Wednesday, April 29, 2015
Spring Semester Study Suggestions
Schools around the country have entered the exam zone. For the next 2-3 weeks campus are overrun with students walking shuffling around in clothing that has seen better days. They will be unkempt and a bit unclean. They will stay up all hours of the night, chugging energy drinks to keep going. All in the name of studying. This is what it takes to get an A. I say it is time for change. Don’t just follow the crowd. Be your own person and do your own thing: take a shower, go to bed at a decent hour, and still get an A. This is possible if you follow one simple rule: treat studying like a job. You don’t have to wear a suit but would it be so bad to wear clean clothes and not smell like stale sweat? I know it’s a radical concept but it’s worth considering.
First, make a schedule. Create a weekly and daily calendar where you plan out what you want to accomplish that day and that plan should be more than just, “study.” Break an overwhelming task into smaller, more specific chunks: complete 1/3 of outline, review notes for 15 minutes, answer and review one practice question. You also need to schedule time for life. Make an appointment with yourself to do laundry, make dinner, talk to mom. Scheduling these activities means you are more likely to do them. Being able to keep up with day to day tasks will make you feel better and more accomplished.

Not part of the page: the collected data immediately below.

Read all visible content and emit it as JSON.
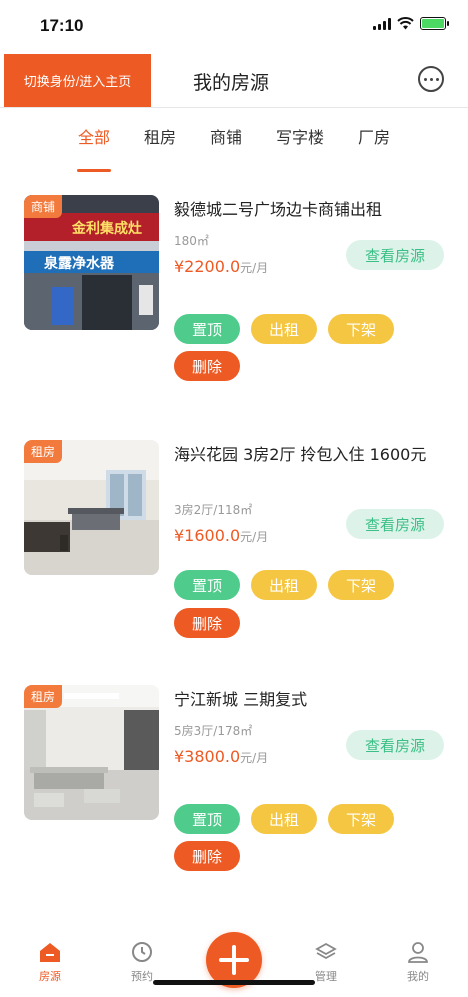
{
  "status": {
    "time": "17:10"
  },
  "header": {
    "switch_label": "切换身份/进入主页",
    "title": "我的房源"
  },
  "tabs": [
    {
      "label": "全部",
      "active": true
    },
    {
      "label": "租房",
      "active": false
    },
    {
      "label": "商铺",
      "active": false
    },
    {
      "label": "写字楼",
      "active": false
    },
    {
      "label": "厂房",
      "active": false
    }
  ],
  "listings": [
    {
      "tag": "商铺",
      "title": "毅德城二号广场边卡商铺出租",
      "meta": "180㎡",
      "price": "¥2200.0",
      "unit": "元/月",
      "view_label": "查看房源",
      "actions": [
        "置顶",
        "出租",
        "下架",
        "删除"
      ],
      "sign_text": "金利集成灶",
      "sign_text2": "泉露净水器"
    },
    {
      "tag": "租房",
      "title": "海兴花园 3房2厅 拎包入住 1600元",
      "meta": "3房2厅/118㎡",
      "price": "¥1600.0",
      "unit": "元/月",
      "view_label": "查看房源",
      "actions": [
        "置顶",
        "出租",
        "下架",
        "删除"
      ]
    },
    {
      "tag": "租房",
      "title": "宁江新城 三期复式",
      "meta": "5房3厅/178㎡",
      "price": "¥3800.0",
      "unit": "元/月",
      "view_label": "查看房源",
      "actions": [
        "置顶",
        "出租",
        "下架",
        "删除"
      ]
    }
  ],
  "bottom_nav": [
    {
      "label": "房源",
      "icon": "house-icon",
      "active": true
    },
    {
      "label": "预约",
      "icon": "clock-icon",
      "active": false
    },
    {
      "label": "管理",
      "icon": "layers-icon",
      "active": false
    },
    {
      "label": "我的",
      "icon": "person-icon",
      "active": false
    }
  ],
  "colors": {
    "accent": "#ee5a24",
    "green": "#4fcb8b",
    "yellow": "#f5c642",
    "view_bg": "#ddf3ea",
    "view_text": "#3cbf85"
  }
}
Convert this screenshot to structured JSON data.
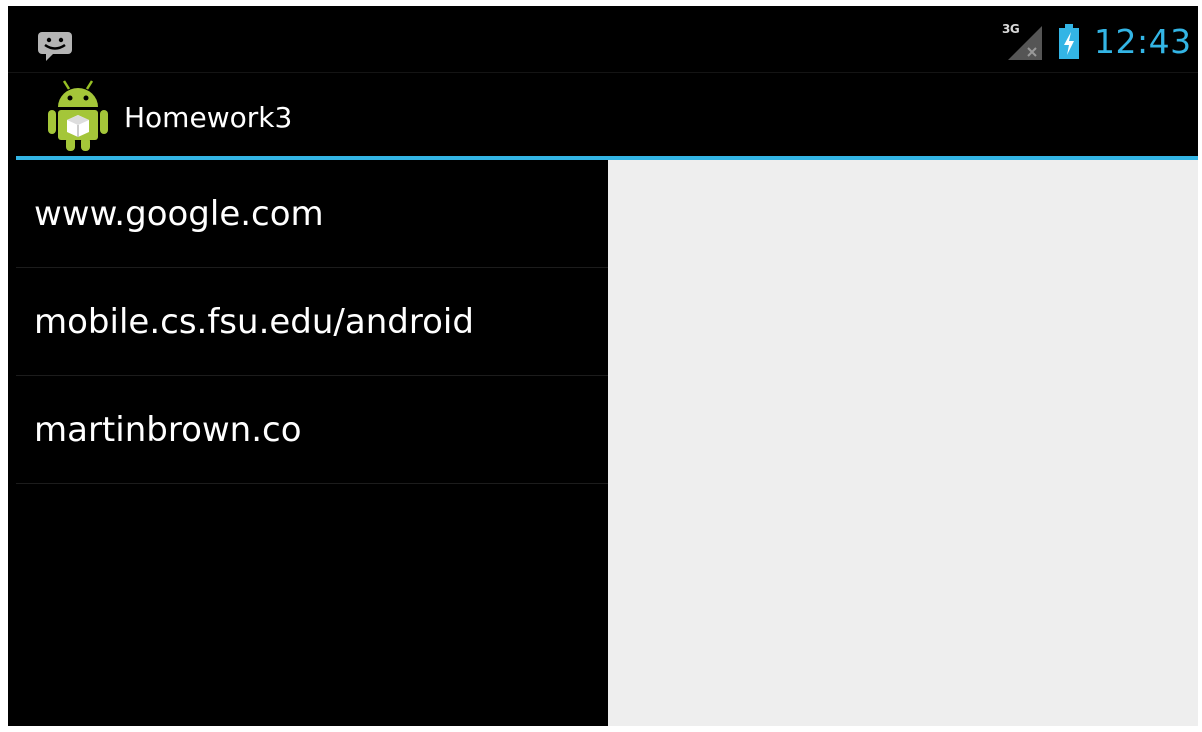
{
  "status_bar": {
    "notification_icon": "chat-notification-icon",
    "network_type": "3G",
    "signal_icon": "signal-no-data-icon",
    "battery_icon": "battery-charging-icon",
    "time": "12:43",
    "accent_color": "#33b5e5"
  },
  "action_bar": {
    "app_icon": "android-app-icon",
    "title": "Homework3"
  },
  "list": {
    "items": [
      {
        "label": "www.google.com"
      },
      {
        "label": "mobile.cs.fsu.edu/android"
      },
      {
        "label": "martinbrown.co"
      }
    ]
  },
  "colors": {
    "background": "#000000",
    "accent": "#33b5e5",
    "detail_pane": "#eeeeee"
  }
}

Second, protect your study time. Just because you spend 12 hours in the library doesn’t mean you actually studied 12 hours. The first step is the hardest but most important- go off the grid. Turn off the phone. Not on silent. Not on airplane mode. Turn. It. Off. It’s ok if you need to take baby steps: start with a 2-hour block without social media and texting. Both are times sucks and every time you go off-task, you lose time (Check out my October 1 post for more on multi-tasking). Devote a solid two hours to studying. You will be amazed at how much work you get done. It’s fine if you want to chat with friends or wander around the library but this is called a “study-break” and you don’t get one of these until you’ve studied.
If the idea of making and following a schedule, and not texting or tweeting for a whole two hours seems a bit daunting, try it out for a day and see how it goes. I doubt you’ll revert back to your old ways. Not only will you do well on your exams but you’ll have clean laundry, too.